Fig. 3: IL-22⁺ T cells accelerate removal of Cr-laden mature DCCs.

scRNA-seq was performed on epithelial cells from mid–distal colons of C57BL/6 mice without infection (naive) and on day 9 of Cr infection of Il22^hCD4 (control)⁴ and Il22^∆Tcell conditional knockout (cKO) mice (n = 2). a,b, Heat map of top 50 differentially expressed genes in mature DCCs (a) and mature PCCs (b), comparing naive and infected mice. c, Dot plot of IL-22–inducible genes from naive and infected mice. d, UMAP analysis of integrated biological replicates from day 9 of Cr infection of control and Il22^∆Tcell cKO mice. e, Pie charts show the percentage of cells within each IEC subset. Numbers in parentheses show percentages of absorptive (top row), secretory (middle row) and undifferentiated (bottom row) cells in each pool. f, scRNA-seq velocity plots highlight transcriptional relationships between major IEC subsets.

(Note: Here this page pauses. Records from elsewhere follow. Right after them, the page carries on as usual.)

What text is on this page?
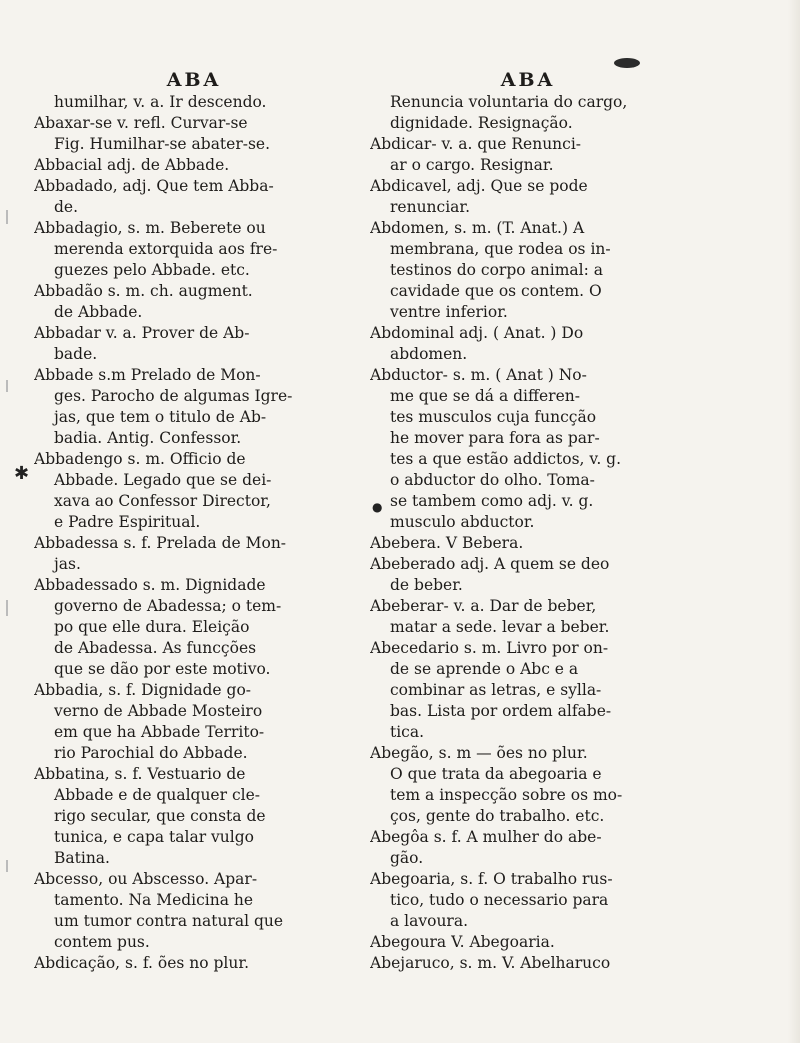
✱
●
ABA
humilhar, v. a. Ir descendo.
Abaxar-se v. refl. Curvar-se
Fig. Humilhar-se abater-se.
Abbacial adj. de Abbade.
Abbadado, adj. Que tem Abba-
de.
Abbadagio, s. m. Beberete ou
merenda extorquida aos fre-
guezes pelo Abbade. etc.
Abbadão s. m. ch. augment.
de Abbade.
Abbadar v. a. Prover de Ab-
bade.
Abbade s.m Prelado de Mon-
ges. Parocho de algumas Igre-
jas, que tem o titulo de Ab-
badia. Antig. Confessor.
Abbadengo s. m. Officio de
Abbade. Legado que se dei-
xava ao Confessor Director,
e Padre Espiritual.
Abbadessa s. f. Prelada de Mon-
jas.
Abbadessado s. m. Dignidade
governo de Abadessa; o tem-
po que elle dura. Eleição
de Abadessa. As funcções
que se dão por este motivo.
Abbadia, s. f. Dignidade go-
verno de Abbade Mosteiro
em que ha Abbade Territo-
rio Parochial do Abbade.
Abbatina, s. f. Vestuario de
Abbade e de qualquer cle-
rigo secular, que consta de
tunica, e capa talar vulgo
Batina.
Abcesso, ou Abscesso. Apar-
tamento. Na Medicina he
um tumor contra natural que
contem pus.
Abdicação, s. f. ões no plur.
ABA
Renuncia voluntaria do cargo,
dignidade. Resignação.
Abdicar- v. a. que Renunci-
ar o cargo. Resignar.
Abdicavel, adj. Que se pode
renunciar.
Abdomen, s. m. (T. Anat.) A
membrana, que rodea os in-
testinos do corpo animal: a
cavidade que os contem. O
ventre inferior.
Abdominal adj. ( Anat. ) Do
abdomen.
Abductor- s. m. ( Anat ) No-
me que se dá a differen-
tes musculos cuja funcção
he mover para fora as par-
tes a que estão addictos, v. g.
o abductor do olho. Toma-
se tambem como adj. v. g.
musculo abductor.
Abebera. V Bebera.
Abeberado adj. A quem se deo
de beber.
Abeberar- v. a. Dar de beber,
matar a sede. levar a beber.
Abecedario s. m. Livro por on-
de se aprende o Abc e a
combinar as letras, e sylla-
bas. Lista por ordem alfabe-
tica.
Abegão, s. m — ões no plur.
O que trata da abegoaria e
tem a inspecção sobre os mo-
ços, gente do trabalho. etc.
Abegôa s. f. A mulher do abe-
gão.
Abegoaria, s. f. O trabalho rus-
tico, tudo o necessario para
a lavoura.
Abegoura V. Abegoaria.
Abejaruco, s. m. V. Abelharuco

Arrowheads denote directionality and lines represent kinetics of differentiation. g, IECs from colons on day 9 of Cr-GFP infection of Il22^hCD4 and Il22^∆Tcell mice were stained for LY6G, CD45, L/D dye and EPCAM1 and analysed by flow cytometry. h, Number of Cr-GFP^–LY6G⁺ IECs and Cr-GFP⁺LY6G⁺ IECs from Il22^hCD4 (white) and Il22^∆Tcell (grey) mice on day 9 of infection with Cr-GFP. Two-tailed unpaired t-test; 3 or 4 mice per group; n = 2 independent experiments. Data are mean ± s.e.m. *P ≤ 0.05.